If you want to do what I did, find the file in your WP installation at –
/wp-content/plugins/jetpack/class.jetpack-user-agent.php
Inside the file, look for the following array variable –
$bot_agents
You’ll see that the array already contains common bots like alexa, googlebot, baiduspider and so on. However, I deepdived (meaning did a sublime text search) into my access.log files and found some more. To extend the array, simply look for the last element (which should be yammybot) and extend it as follows –
'yammybot', 'ahrefsbot', 'pingdom.com_bot', 'kraken', 'yandexbot', 'twitterbot', 'tweetmemebot', 'openhosebot', 'queryseekerspider', 'linkdexbot', 'grokkit-crawler', 'livelapbot', 'germcrawler', 'domaintunocrawler', 'grapeshotcrawler', 'cloudflare-alwaysonline',
Note that you want to leave in the last comma, and you want all the entries in lower case. This doesn’t actually matter, because the PHP function that does the string compare is case-insensitive, but it just looks neater. You’ll also notice that I’ve added the precise names of the bots, like ‘grokkit-crawler’ and ‘clousflare-alwaysonline’ but you can be less specific and save yourself some pain. This will, however, affect your final stats outcome.
Notes –
- Some of the bots are pretty interesting.

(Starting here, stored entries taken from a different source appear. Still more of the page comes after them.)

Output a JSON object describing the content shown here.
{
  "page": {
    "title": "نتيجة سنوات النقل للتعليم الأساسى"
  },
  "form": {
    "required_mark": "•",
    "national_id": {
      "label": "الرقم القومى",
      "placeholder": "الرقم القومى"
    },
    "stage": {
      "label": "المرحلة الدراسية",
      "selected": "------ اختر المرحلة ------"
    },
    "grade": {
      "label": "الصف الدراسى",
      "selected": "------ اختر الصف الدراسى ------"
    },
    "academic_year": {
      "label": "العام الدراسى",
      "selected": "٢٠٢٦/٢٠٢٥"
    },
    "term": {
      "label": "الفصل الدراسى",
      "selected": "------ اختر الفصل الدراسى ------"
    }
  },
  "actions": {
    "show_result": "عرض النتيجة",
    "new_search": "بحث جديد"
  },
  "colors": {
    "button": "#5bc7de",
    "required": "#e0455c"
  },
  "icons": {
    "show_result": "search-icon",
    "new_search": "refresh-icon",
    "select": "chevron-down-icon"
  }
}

I saw tweetmemebot, which is from a company called datasift, which seems to be in the business of trawling all social networks for interesting links and providing meaningful insights into them. Another was twitterbot. Why the heck does twitter need to send out a bot? We submit our links to it willingly! Also interesting were livelapbot, germcrawler and kraken. I have no idea why they’re looking at my site.
- Although Jetpack does not have a comprehensive list of bots, it still does a pretty good job. I found the main culprit of the stats mess in my case. Turns out, CloudFlare, in an effort to provide their AlwaysOnline service (which is enabled for my site), looks at all our pages frequently and this doesn’t sit well with Jetpack. I hope this tweak will fix this now.
- Although this fix is currently in place, every time the Jetpack plugin gets updated, all these entries will disappear. That’s why this blog post is both a tutorial for you all and a reminder and diary entry for me to make this change every time I run a Jetpack update. However, if someone can tell me a way to permanently extend Jetpack, or if someone can reach out to the Jetpack team (hey Nitin, why don’t you file a GitHub issue against this?) it’ll be awesome and I’ll be super thankful!
Update – I was trying to be hip and did a fork of Jetpack and GitHub, made the changes and then tried to make a pull request. Turns out, I don’t know how to do that, so I opened an issue instead. It sits here.
Twitterbot is actually a good bot in that it needs to fetch the URLs for TwitterCards (enhanced Tweets for URLs on your site). If you do not use the TwitterCard markup then you can block Twitterbot in “robots.txt”.
well, the idea is not to block any bots but to make sure they don’t show up in your analytics… 🙂
True enough. But I was surprised to see Twitterbot called out in this post because I have used Jetpack for years and I don’t believe it records Twitterbot, which spends a lot of time on my servers. I would expect to see more reported traffic on some newer sites than I do if Twitterbot were triggering the Jetpack statistics. It might be worth running some experiments to see what can trigger Jetpack (I know the SEMalt bot does that). I’ll have to think about that.
Maybe you’re right. Maybe Jetpack’s servers ignore Twitterbot for metrics by default. But it doesn’t hurt to have it removed from the data anyways. I’m not hurting twitterbot’s ability to work, just jetpack’s ability to see it.
Or am I? I’m not familiar enough with Jetpack code to saw for sure. There’s no way for me to check what is being sent to jetpack servers. That’s troublesome for me, if only because I’d love to know how to edit the data they use to calculate my visitor analytics.
I have a love-hate relationship with JetPack. But I’m afraid it does not run deep enough for me to say I know exactly what it is doing.
Do share the results of your experiments… Would help me a lot!
If I find time to do it I’ll leave a comment here.